Nel giorno dei divorzi e delle spaccature, il Regno Unito ha deciso: non sarà

Sabato 25 Giugno 2016
Nel giorno dei divorzi e delle spaccature, il Regno Unito ha deciso: non sarà più parte dell'Unione europea. Con una maggioranza indiscutibile ma non schiacciante del 51,9% contro il 48,1%, i britannici hanno scelto di lasciare, “leave”, quella Ue di cui da sempre hanno sentito dire tutto e il contrario di tutto, a cui sono state ascritte colpe e nefandezze da una stampa popolare da sempre ostile e da una classe politica che spesso sull'euroscetticismo ha costruito intere carriere. Interrompendo così, dopo 43 anni, un rapporto difficile in cui si mischiano la nostalgia per il proprio passato imperiale, l'atavica diffidenza verso la Germania, l'ostilità verso l'idea di entrare a far parte di un club di cui non si è stati membri fondatori e quel senso di isolamento ed eccezionalità che viene dall'essere circondati dal mare.
Un voto il cui risultato è emerso lentamente e inesorabilmente insieme ad una divisione insanabile all'interno dell'elettorato tra anziani e giovani, poveri e ricchi, provinciali e cittadini. La storica suddivisione tra conservatori e laburisti è venuta quasi del tutto meno mentre ne è emersa una, altrettanto netta, di tipo generazionale: il 75% delle persone con meno di 24 anni che ha votato per l'Unione europea, a differenza del 56% degli under-50. Più si sale di età, più l'avversione nei confronti di Bruxelles è risultata forte e questo, unito ad un'affluenza dell'elettorato senior decisamente più alta di quella dei giovani - il solo festival musicale di Glastonbury, secondo alcuni calcoli, avrebbe determinato la perdita di circa 15mila voti di giovani pro-Ue – avrebbe avuto un forte impatto sul risultato finale.
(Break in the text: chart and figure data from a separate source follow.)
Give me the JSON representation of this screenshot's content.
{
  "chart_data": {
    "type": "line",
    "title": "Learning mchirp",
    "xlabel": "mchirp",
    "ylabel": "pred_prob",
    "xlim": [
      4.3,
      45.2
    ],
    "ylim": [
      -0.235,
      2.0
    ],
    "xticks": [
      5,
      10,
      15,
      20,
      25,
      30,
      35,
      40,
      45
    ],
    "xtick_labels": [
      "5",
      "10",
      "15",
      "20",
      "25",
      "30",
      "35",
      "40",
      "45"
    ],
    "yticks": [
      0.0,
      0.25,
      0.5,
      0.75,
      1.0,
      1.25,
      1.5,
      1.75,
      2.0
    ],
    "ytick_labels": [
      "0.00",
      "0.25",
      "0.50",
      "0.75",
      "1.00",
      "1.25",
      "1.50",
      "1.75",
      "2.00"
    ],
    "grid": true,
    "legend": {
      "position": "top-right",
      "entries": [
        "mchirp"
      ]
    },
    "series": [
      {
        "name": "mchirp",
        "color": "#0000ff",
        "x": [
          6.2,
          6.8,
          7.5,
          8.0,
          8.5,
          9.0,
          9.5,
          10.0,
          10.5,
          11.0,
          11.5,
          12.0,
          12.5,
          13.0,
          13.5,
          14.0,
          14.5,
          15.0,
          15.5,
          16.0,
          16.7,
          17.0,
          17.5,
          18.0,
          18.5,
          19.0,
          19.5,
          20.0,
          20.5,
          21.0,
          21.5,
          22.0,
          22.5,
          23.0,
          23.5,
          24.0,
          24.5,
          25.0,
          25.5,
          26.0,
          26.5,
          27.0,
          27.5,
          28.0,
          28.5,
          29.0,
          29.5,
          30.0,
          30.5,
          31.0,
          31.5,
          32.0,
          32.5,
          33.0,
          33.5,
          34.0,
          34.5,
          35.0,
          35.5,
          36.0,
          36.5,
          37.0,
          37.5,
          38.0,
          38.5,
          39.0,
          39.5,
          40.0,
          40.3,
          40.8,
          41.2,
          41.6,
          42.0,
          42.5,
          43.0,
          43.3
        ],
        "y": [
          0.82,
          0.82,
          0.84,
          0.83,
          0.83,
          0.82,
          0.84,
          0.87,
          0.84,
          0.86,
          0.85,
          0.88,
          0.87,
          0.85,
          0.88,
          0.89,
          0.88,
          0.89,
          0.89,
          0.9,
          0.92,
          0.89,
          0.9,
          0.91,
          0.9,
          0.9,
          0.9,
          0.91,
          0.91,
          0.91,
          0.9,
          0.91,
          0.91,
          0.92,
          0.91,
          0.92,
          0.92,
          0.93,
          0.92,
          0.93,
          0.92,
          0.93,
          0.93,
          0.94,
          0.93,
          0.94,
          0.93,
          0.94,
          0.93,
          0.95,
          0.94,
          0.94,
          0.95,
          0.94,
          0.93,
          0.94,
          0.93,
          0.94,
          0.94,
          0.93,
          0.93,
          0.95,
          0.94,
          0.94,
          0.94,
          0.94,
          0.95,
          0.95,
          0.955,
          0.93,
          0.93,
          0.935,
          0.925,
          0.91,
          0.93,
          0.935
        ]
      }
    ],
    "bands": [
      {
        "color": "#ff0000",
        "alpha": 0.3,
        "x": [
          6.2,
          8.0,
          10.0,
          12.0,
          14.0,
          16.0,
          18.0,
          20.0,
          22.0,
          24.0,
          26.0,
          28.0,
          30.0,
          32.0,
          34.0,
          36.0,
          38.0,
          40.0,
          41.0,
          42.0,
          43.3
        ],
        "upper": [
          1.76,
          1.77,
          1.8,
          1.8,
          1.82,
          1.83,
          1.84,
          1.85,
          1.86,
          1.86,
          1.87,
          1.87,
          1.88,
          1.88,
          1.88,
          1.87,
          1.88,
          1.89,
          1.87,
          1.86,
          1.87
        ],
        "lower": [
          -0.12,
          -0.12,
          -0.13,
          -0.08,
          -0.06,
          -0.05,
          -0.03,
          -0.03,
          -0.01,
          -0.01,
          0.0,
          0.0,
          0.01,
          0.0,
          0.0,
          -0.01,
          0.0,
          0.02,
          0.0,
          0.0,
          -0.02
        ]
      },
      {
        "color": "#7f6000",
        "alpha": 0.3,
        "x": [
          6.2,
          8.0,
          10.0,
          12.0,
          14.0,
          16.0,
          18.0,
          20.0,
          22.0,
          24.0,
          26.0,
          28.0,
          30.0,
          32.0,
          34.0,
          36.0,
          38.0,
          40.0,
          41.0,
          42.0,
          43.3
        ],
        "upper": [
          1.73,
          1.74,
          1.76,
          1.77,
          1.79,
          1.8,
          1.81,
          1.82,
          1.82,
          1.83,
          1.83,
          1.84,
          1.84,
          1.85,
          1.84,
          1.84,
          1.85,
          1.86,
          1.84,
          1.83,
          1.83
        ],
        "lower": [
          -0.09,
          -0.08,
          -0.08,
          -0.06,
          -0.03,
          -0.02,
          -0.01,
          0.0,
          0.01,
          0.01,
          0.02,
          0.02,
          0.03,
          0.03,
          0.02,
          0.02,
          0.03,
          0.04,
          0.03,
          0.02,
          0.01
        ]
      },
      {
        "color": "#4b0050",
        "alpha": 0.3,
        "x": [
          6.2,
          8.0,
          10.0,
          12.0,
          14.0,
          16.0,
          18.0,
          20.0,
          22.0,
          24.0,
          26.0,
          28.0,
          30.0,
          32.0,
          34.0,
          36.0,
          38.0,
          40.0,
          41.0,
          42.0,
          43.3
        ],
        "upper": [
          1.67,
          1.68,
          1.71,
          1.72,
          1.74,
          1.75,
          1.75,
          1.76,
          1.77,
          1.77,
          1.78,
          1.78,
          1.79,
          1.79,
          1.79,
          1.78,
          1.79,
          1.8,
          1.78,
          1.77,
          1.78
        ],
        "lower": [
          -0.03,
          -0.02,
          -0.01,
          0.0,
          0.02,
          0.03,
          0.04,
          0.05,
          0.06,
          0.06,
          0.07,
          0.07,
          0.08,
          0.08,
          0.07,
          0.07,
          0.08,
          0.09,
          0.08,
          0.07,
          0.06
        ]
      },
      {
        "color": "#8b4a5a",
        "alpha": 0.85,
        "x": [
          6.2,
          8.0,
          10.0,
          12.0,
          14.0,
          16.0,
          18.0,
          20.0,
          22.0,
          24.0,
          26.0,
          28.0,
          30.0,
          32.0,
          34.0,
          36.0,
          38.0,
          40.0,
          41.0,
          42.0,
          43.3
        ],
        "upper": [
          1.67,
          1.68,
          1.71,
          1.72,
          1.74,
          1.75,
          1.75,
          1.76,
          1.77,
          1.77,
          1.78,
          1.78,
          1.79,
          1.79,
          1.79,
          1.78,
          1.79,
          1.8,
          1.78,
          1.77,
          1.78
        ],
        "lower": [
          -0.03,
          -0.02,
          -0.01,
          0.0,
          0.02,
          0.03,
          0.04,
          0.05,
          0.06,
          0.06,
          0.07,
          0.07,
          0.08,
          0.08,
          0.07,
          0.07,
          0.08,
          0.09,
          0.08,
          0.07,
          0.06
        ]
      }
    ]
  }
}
Un vero e proprio furto di un futuro di apertura e scambi culturali operato da un elettorato disilluso che sente di non aver tratto nulla dalla globalizzazione e che vede nell'immigrazione unicamente una minaccia. «I nostri figli e nipoti continueranno ad avere un futuro fantastico da europei», ha rassicurato il capofila del fronte pro-Brexit Boris Johnson dopo che in mattinata molti cittadini lo avevano fischiato mentre usciva dalla sua casa di Londra, megalopoli cosmopolita di cui Johnson è stato sindaco e dove il “Remain” ha dominato, come previsto. Lo stesso è avvenuto anche in altre città come Oxford e Canterbury e in tutta la Scozia e l'Irlanda del Nord, mentre le roccaforti euroscettiche si sono confermate le città costiere e depresse dell'Essex e del Kent e le città operaie del Nord come Sunderland, Birmingham, Swansea, Swindon dove un tempo il Labour dominava incontrastato e dove il tiepido messaggio europeista del partito d'opposizione non ha fatto, evidentemente, alcuna presa.
Le campagne dell'Inghilterra si sono espresse quasi tutte a favore dell'uscita da un'Unione europea e quando ormai, nelle prime ore del mattino è apparso chiaro che il fronte euroscettico stava vincendo, il leader Ukip Nigel Farage, uomo indistruttibile già sopravvissuto nella sua vita ad un incidente aereo e ad un tumore e che un anno fa si era dovuto accontentare di un solo seggio a Westminster, ha suggerito di fare del 23 giugno il «Giorno dell'Indipendenza» del paese. Farage ha salutato «la vittoria della gente reale», della «onestà, della decenza e della fiducia nella Nazione», un risultato inaspettato sia dai sondaggi, che nella giornata di giovedì davano il fronte pro-Ue in vantaggio, sia dagli stessi elettori, molti dei quali ieri mattina raccontavano di essere un po' sbalorditi e preoccupati dal realizzarsi di una circostanza a cui nessuno sembrava aver creduto seriamente.
Secondo i sondaggisti l'indicatore di voto più attendibile di tutta la campagna non sarebbe stata né l'età, né la provenienza geografica, bensì il livello di studio e il possesso di un diploma di laurea: tra i laureati ha vinto quasi inevitabilmente il “Remain”. Come a voler contenere la portata vertiginosa del risultato elettorale, in tarda mattinata Johnson ha precisato che «nulla cambierà nel breve termine» e ha sottolineato che «il Regno Unito continuerà ad essere un grande paese europeo che guiderà le decisioni di politica estera». Ma intanto presto, dopo le dimissioni di David Cameron, si doterà di un nuovo primo ministro, di un nuovo leader dell'opposizione e dovrà imparare a convivere con una scelta a lungo vagheggiata. Ma d'altra parte, come dice un proverbio inglese, bisogna stare attenti ai propri sogni perché prima o poi potrebbero realizzarsi.